We stop in Columbia for gas and breakfast at Waffle House, which is to Southerners a beacon of all things good. The waffle might not be as crisp as I wanted, but the staff is consistently friendly and the light is good and the check is decent. At a gas station, Lawson gets out and says, “It smells like barbecue out here. Hope it’s not my tires.” The car has, against all odds, made it more than halfway across the country. It has 291,000 miles on it.
We drive until Indianapolis, finishing McConaughey’s Greenlights and starting Andy Weir’s other sci-fi novel, Project Hail Mary. It’s about an astronaut who’s tasked with saving the earth but, after emerging from a medically induced coma alone in space, can’t remember the details of how he got there or what he’s supposed to be doing.
We meet with a family member for coffee and chat for about an hour. When we leave, it’s another round of Normal Gossip (the Black Rose episode) and the drive to family’s house near Pittsburgh. On the way, we pass several billboards advertising the Uranus Fudge Factory — (“the best fudge is made by Uranus,” “Uranus is opening soon”). I declare this the best advertisement thus far.
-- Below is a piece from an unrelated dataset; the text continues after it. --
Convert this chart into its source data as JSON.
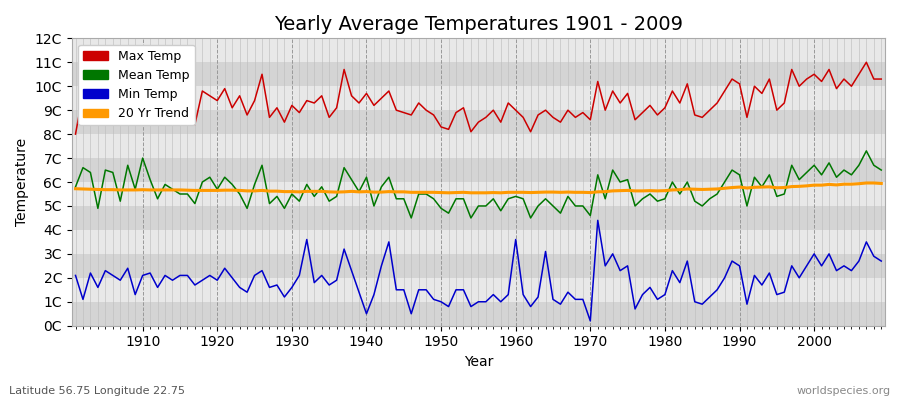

We listen to Planet Hail Mary and I doze off for a while. McDonalds for dinner. My guts are struggling. About an hour out, we switch to music but even that is unsatisfying. At this point in the drive, content is running dry, the road is getting old.
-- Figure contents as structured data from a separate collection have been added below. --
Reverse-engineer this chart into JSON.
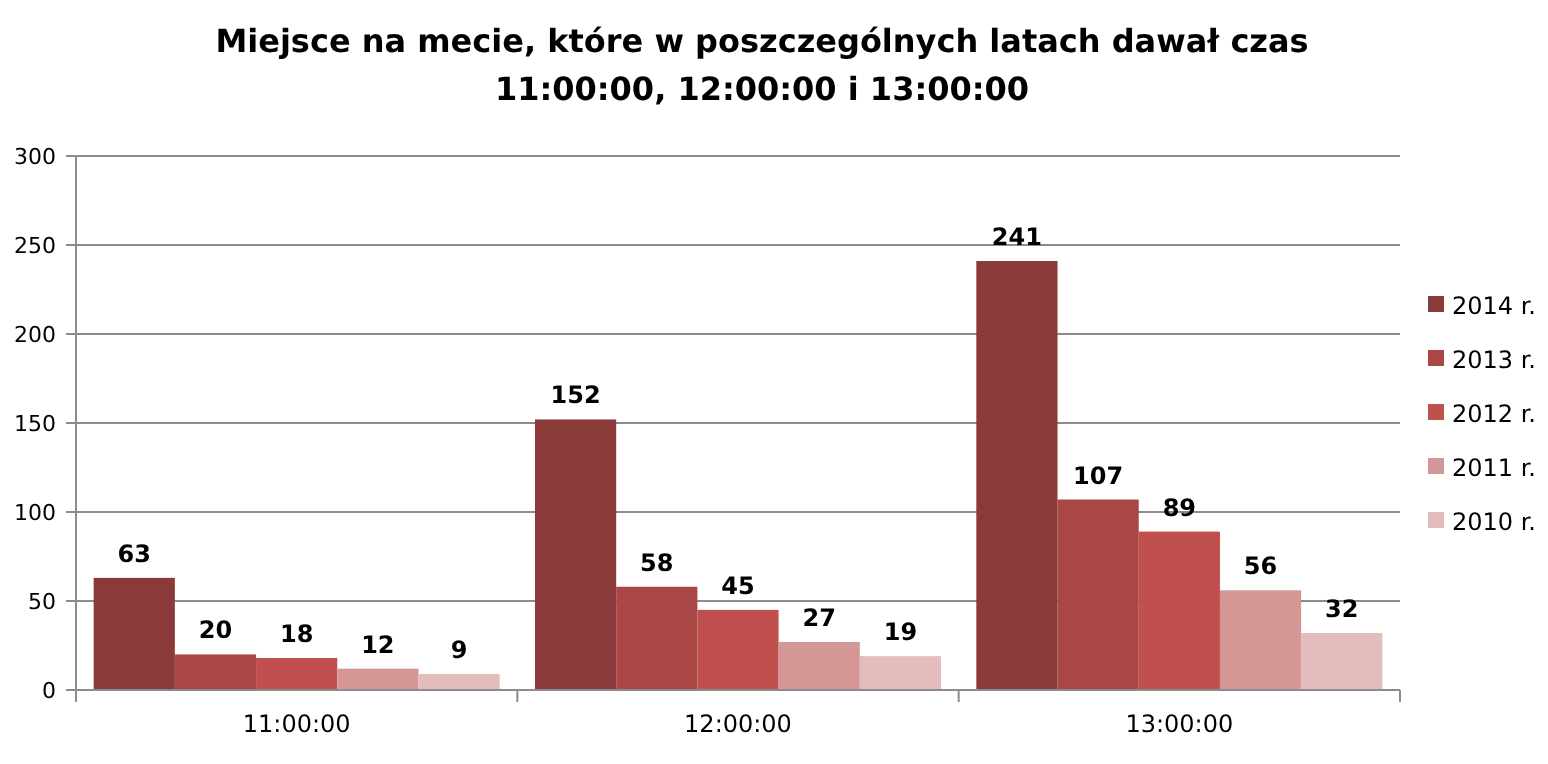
{
  "chart_data": {
    "type": "bar",
    "title": "Miejsce na mecie, które w poszczególnych latach dawał czas 11:00:00, 12:00:00 i 13:00:00",
    "categories": [
      "11:00:00",
      "12:00:00",
      "13:00:00"
    ],
    "series": [
      {
        "name": "2014 r.",
        "color": "#8b3a3a",
        "values": [
          63,
          152,
          241
        ]
      },
      {
        "name": "2013 r.",
        "color": "#a94646",
        "values": [
          20,
          58,
          107
        ]
      },
      {
        "name": "2012 r.",
        "color": "#c0504d",
        "values": [
          18,
          45,
          89
        ]
      },
      {
        "name": "2011 r.",
        "color": "#d49795",
        "values": [
          12,
          27,
          56
        ]
      },
      {
        "name": "2010 r.",
        "color": "#e4bcbb",
        "values": [
          9,
          19,
          32
        ]
      }
    ],
    "ylim": [
      0,
      300
    ],
    "yticks": [
      0,
      50,
      100,
      150,
      200,
      250,
      300
    ],
    "grid": "y",
    "legend": "right",
    "data_labels": true
  }
}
We arrive around 10pm, chat for a bit, have donuts and tea, then get ready for bed. When I step out of the shower, I see a ladybug. In the bathroom! It’s climbing up the floral wallpaper! A good luck charm, just like in Missouri all those years ago.
Day 4
We “sleep in,” and wake up around 8 am. We talk for an hour over a breakfast of english muffins, coffee, cereal and bananas. It starts to snow flurries.
Our last stops are for the necessities only. First, hot cider and maple glazed donuts. We buy some bread, apple butter and apples for later. Then lunch at Primanti Bros, home to a famous sandwich that can only be described as bizarre: white bread, a burger patty, melted cheese, sauerkraut, french fries, and tomato. I learn this is a local hit, and the sandwich should not be critiqued. “It’s Pittsburgh’s greatest export,” Lawson says as I silently chew. The last stop is a sports memorabilia store with a taxidermy elephant head on the back wall. Unsettling in every way.
In the car, more music — BANKS, Kings of Leon, whatever, who cares — and more audiobook until we reach our new home around 4 pm. It’s turning to golden hour, and the light hitting the homes around ours makes it seem like the town is batting her eyelashes at us.
We were finally home, and on Valentine’s Day.